Two timely problems they've been drawing public attention to are the controversial Three Gorges Dam project on the Yangtze River, which calls for the relocation of 1.7 million people, and the plight of millions of migrant workers flooding to urban centers already buckling from massive layoffs. These are ripe conditions, Xiao says, in which to demand change.

"People want a better quality of life that will naturally include political freedom," says Xiao. "Everybody in China complains about corruption. Why do you have corruption? Because of absolute power. How can you prevent that? Free press, elections or an independent judicial system. If you have accountability, corruption would be fundamentally less. But China doesn't have these things."

Fluent in English, savvy with the media and connected in Washington, Xiao could have turned to more lucrative jobs. But like much else in his life, history seems to steer him to the least expected.

Born to parents who are both scientists, Xiao dreamed of becoming "Einstein Number Two." But growing up during China's tumultuous Cultural Revolution of 1966-1976, which ravaged the country with political persecutions, Xiao did not receive much formal schooling as a child. For six years he lived with his parents, who were banished to the countryside for "re-education." His parents had to leave his younger brother behind with relatives, fearing they couldn't take care of him in the countryside. Ironically, when Xiao shocked his parents with his surprise visit in 1989, his brother had just gone into hiding for waving protest flags in Tiananmen Square. Xiao rarely sees his brother, who now lives in New Zealand.

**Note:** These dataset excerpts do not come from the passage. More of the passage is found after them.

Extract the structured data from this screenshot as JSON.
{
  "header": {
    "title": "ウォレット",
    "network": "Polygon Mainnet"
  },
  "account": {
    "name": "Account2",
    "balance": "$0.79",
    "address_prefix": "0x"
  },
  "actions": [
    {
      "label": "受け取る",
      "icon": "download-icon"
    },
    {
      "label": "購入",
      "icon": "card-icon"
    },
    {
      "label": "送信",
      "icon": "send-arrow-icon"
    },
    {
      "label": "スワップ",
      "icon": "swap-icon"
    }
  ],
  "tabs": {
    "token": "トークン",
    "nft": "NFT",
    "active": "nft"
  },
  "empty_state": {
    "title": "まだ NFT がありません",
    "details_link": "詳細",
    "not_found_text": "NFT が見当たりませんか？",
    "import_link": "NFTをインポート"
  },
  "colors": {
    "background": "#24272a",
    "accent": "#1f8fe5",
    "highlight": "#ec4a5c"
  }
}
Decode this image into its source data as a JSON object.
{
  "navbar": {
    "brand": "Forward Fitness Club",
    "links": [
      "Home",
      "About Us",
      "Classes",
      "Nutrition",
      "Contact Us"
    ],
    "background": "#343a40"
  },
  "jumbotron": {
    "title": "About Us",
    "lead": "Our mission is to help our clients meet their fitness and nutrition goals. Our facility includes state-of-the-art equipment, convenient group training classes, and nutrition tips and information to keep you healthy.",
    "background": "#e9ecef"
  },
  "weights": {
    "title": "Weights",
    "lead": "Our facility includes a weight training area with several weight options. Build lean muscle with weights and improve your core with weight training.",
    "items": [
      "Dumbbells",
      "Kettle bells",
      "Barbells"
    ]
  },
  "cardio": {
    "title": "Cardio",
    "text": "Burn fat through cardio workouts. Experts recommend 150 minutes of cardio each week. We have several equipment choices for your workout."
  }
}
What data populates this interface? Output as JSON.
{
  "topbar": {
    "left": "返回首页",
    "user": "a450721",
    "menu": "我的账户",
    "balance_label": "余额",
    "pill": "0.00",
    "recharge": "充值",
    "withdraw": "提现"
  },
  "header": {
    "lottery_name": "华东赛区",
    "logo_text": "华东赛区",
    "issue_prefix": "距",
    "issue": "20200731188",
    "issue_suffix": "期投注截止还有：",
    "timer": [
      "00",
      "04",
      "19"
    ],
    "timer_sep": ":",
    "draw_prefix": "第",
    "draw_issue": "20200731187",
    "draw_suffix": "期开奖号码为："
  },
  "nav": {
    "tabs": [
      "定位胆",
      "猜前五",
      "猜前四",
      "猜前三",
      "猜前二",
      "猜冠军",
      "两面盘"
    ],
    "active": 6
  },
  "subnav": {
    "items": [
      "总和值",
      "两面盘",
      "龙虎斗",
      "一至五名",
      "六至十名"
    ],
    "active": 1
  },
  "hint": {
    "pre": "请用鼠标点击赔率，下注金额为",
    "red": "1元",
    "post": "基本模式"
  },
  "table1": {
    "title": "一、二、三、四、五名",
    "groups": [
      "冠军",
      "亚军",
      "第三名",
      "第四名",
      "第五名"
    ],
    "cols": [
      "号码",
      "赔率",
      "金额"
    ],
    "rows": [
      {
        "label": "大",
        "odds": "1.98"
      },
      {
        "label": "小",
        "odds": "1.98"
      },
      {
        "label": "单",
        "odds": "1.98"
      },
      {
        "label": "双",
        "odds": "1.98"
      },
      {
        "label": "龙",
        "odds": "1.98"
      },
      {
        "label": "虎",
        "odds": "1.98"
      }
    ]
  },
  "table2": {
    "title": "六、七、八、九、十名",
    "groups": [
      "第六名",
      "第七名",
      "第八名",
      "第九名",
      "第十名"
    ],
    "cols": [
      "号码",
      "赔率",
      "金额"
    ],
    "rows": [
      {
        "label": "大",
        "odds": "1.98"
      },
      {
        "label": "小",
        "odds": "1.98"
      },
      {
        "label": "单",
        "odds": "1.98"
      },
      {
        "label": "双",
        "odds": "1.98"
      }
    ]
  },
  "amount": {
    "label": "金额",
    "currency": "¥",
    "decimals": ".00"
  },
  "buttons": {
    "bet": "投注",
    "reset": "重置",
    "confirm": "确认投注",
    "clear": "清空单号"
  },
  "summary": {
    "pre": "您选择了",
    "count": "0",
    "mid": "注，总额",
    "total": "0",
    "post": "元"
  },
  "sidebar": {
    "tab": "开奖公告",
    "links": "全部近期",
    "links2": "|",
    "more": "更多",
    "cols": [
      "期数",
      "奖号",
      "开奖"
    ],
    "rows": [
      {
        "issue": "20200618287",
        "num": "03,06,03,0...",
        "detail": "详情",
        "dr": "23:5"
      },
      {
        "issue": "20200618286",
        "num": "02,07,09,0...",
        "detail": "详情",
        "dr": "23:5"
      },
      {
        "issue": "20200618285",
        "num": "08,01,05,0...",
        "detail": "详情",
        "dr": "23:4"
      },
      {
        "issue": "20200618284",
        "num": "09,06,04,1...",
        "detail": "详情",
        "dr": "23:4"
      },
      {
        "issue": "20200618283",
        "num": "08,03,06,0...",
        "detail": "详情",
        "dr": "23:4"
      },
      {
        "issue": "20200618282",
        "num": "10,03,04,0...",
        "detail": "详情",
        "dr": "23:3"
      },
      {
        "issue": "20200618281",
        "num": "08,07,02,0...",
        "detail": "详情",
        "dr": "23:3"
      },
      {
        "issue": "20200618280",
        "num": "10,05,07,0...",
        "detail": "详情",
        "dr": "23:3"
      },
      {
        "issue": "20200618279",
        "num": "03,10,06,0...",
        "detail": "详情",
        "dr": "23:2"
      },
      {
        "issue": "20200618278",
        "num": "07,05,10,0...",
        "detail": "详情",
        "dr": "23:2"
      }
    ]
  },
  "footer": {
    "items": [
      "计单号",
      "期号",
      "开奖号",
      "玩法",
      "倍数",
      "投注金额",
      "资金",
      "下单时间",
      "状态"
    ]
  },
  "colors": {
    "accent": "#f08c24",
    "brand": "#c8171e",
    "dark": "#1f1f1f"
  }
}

Childhood was measured by the lonely chores of a peasant. Cutting grass. Picking corn. Collecting horse manure. Xiao was finally able to go to school in his teens when he left his parents on the farm and moved in with his grandparents in Beijing. Desperate to learn, he read everything he could get his hands on, especially math and science books. It paid off when he won a national math contest, which launched him into the country's premiere science university. In 1986 he won a scholarship to study astrophysics in the United States.

The Ph.D. was almost in his hands when Tiananmen sent him down a new path.

"I took it personally," says Xiao. "Tanks and machine guns killed people and life goes on? No way."

With this twist of fate, he may never see his family again in China, or make enough money to move out of his modest apartment in Astoria, Queens. Since he left China in 1986, he has seen his parents only once, during his daredevil trip back in 1989. He never went back, not for his wedding or his mother's funeral.

"It's sad I don't really know my parents," he says , his voice trailing to a near whisper. "I help so many people, but I was not able to help them. I was not there to help when she died."

Deep inside, Xiao is very much a product of his generation, a sentimentalist with a feverish love-hate relationship with his birthplace. No matter how hard he agitates, there's always a place in his heart for the country he calls home. For the same reason, he holds on to his Chinese citizenship and travels with his green card and asylum papers. His little red Chinese passport has expired. He hasn't renewed it, fearing the government would confiscate it.

"I love my country so much I am against everything that's wrong there," says Xiao, tears welling in his eyes. "Until June 4th, I didn't know it was so deep in me. That day I made a personal commitment. I would do everything I can until those souls can rest in peace. I will do this until I can personally go back and lay flowers on Tiananmen Square."